Tabloya sınıfsal perspektifle bakılmadığında, durum sadece omurgasızlıkla tanımlanacaktır. Ama sınıfsal perspektifle baktığımızda, hepsi de burjuvazinin temsilcileri olarak sistemin çıkarlarını korumakta oldukça tutarlılar. Kimi bunda daha başarılı, kimi başarısız. Aralarındaki tek fark aslında bu.

AKP alternatifsiz denecek kadar “başarılı”. Bu “başarısını” sınıf perspektifiyle bakıldığında gözle görülebilen ahlaksızlığına borçlu. AKP’ye oy veren halk değil ama AKP’nin başında olanlar ve adı AKP’li olmasa da (vali gibi) tipik AKP’liler para kazanmanın sınırlarını alabildiğine zorluyorlar. Tabi bunu yaparken yandaş olsun, olmasın sermayenin çıkarlarını gözeterek yapıyorlar.

İhaleler, rüşvetler AKP’lilere yetmediği için çete işleri yapıyorlar. Süleyman Soylu bu yanıyla çete elebaşısı denecek bir AKP’li. Ayhan Bora Kaplan’ın yakalanma şovu ve sonrasında onu yakalayan polislerin tutuklanması vb. polisin içerisinde süren çete savaşının sadece görünen yüzü.

Öte yandan, iktidarın küçük ama etkin ortağı MHP’nin devlet bürokrasisinde tuttuğu yerin, AKP’yi rahatsız ettiğinin ipuçları fazlasıyla var. “Normalleşme” adımları da bu süreçte atıldı. MHP’ye vazgeçilmez değilsin mesajı verilmek istendi, ki aynı yoğunlukta olmasa bile bu devam ediyor. Özgür Özel’in Sabah Gazetesi’nden Yavuz Donat’la yaptığı röportaj da, burjuva medya tarafından “normalleşme” kategorisi içinde işlendi. “Bıçaklar çekilmiş” görüntüsü verilirken AKP’nin yayın organından farksız yandaş medyada böyle bir röportaj (Özel’in neler söylediğinden bağımsız, Özel’le röportaj yapılması) “normalleşme” oyununun bir parçasıdır.

Tuğrul Türkeş’in Osman Kavala başta olmak üzere 4 Gezi davası tutuklusuyla görüşme talebi, talebin gecikmeli de olsa Adalet Bakanlığı tarafından kabulü de “normalleşme” oyununun parçasıdır. Mesaj ise net olarak MHP’ye yöneliktir. Erdoğan bu konuda hala tek söz etmedi. MHP birkaç karşı söylemin ötesine geçmezse gereken ayarı almış demek olur AKP için. Yeni ayarla ortaklık devam eder.

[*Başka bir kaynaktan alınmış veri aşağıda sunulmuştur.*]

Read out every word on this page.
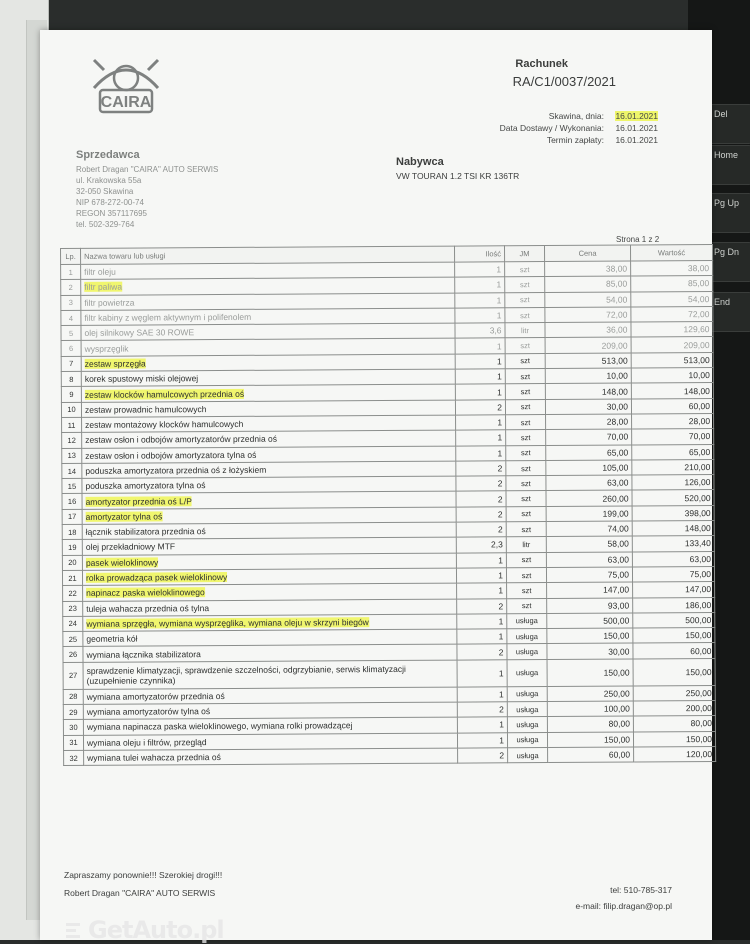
Del
Home
Pg Up
Pg Dn
End
CAIRA
Rachunek
RA/C1/0037/2021
Skawina, dnia:	16.01.2021
Data Dostawy / Wykonania:	16.01.2021
Termin zapłaty:	16.01.2021
Sprzedawca
Robert Dragan "CAIRA" AUTO SERWIS
ul. Krakowska 55a
32-050 Skawina
NIP 678-272-00-74
REGON 357117695
tel. 502-329-764
Nabywca
VW TOURAN 1.2 TSI KR 136TR
Strona 1 z 2
Lp.	Nazwa towaru lub usługi	Ilość	JM	Cena	Wartość
1	filtr oleju	1	szt	38,00	38,00
2	filtr paliwa	1	szt	85,00	85,00
3	filtr powietrza	1	szt	54,00	54,00
4	filtr kabiny z węglem aktywnym i polifenolem	1	szt	72,00	72,00
5	olej silnikowy SAE 30 ROWE	3,6	litr	36,00	129,60
6	wysprzęglik	1	szt	209,00	209,00
7	zestaw sprzęgła	1	szt	513,00	513,00
8	korek spustowy miski olejowej	1	szt	10,00	10,00
9	zestaw klocków hamulcowych przednia oś	1	szt	148,00	148,00
10	zestaw prowadnic hamulcowych	2	szt	30,00	60,00
11	zestaw montażowy klocków hamulcowych	1	szt	28,00	28,00
12	zestaw osłon i odbojów amortyzatorów przednia oś	1	szt	70,00	70,00
13	zestaw osłon i odbojów amortyzatora tylna oś	1	szt	65,00	65,00
14	poduszka amortyzatora przednia oś z łożyskiem	2	szt	105,00	210,00
15	poduszka amortyzatora tylna oś	2	szt	63,00	126,00
16	amortyzator przednia oś L/P	2	szt	260,00	520,00
17	amortyzator tylna oś	2	szt	199,00	398,00
18	łącznik stabilizatora przednia oś	2	szt	74,00	148,00
19	olej przekładniowy MTF	2,3	litr	58,00	133,40
20	pasek wieloklinowy	1	szt	63,00	63,00
21	rolka prowadząca pasek wieloklinowy	1	szt	75,00	75,00
22	napinacz paska wieloklinowego	1	szt	147,00	147,00
23	tuleja wahacza przednia oś tylna	2	szt	93,00	186,00
24	wymiana sprzęgła, wymiana wysprzęglika, wymiana oleju w skrzyni biegów	1	usługa	500,00	500,00
25	geometria kół	1	usługa	150,00	150,00
26	wymiana łącznika stabilizatora	2	usługa	30,00	60,00
27	sprawdzenie klimatyzacji, sprawdzenie szczelności, odgrzybianie, serwis klimatyzacji (uzupełnienie czynnika)	1	usługa	150,00	150,00
28	wymiana amortyzatorów przednia oś	1	usługa	250,00	250,00
29	wymiana amortyzatorów tylna oś	2	usługa	100,00	200,00
30	wymiana napinacza paska wieloklinowego, wymiana rolki prowadzącej	1	usługa	80,00	80,00
31	wymiana oleju i filtrów, przegląd	1	usługa	150,00	150,00
32	wymiana tulei wahacza przednia oś	2	usługa	60,00	120,00
Zapraszamy ponownie!!! Szerokiej drogi!!!
Robert Dragan "CAIRA" AUTO SERWIS	tel: 510-785-317
e-mail: filip.dragan@op.pl
GetAuto.pl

Düzen partileri tepişirken, ya da “normalleşirken” ezilen ve sömürülen bir kez daha işçiler ve emekçiler oluyor ve örgütlenip karşı koymazsa olacak da. İşçi emekçiler için alternatif, düzen partilerinin peşine takılmak değildir. İşçi, emekçilerin tek bir alternatifi var. O da kendi örgütlü mücadelesini güçlendirmek ve ileriye taşımaktır.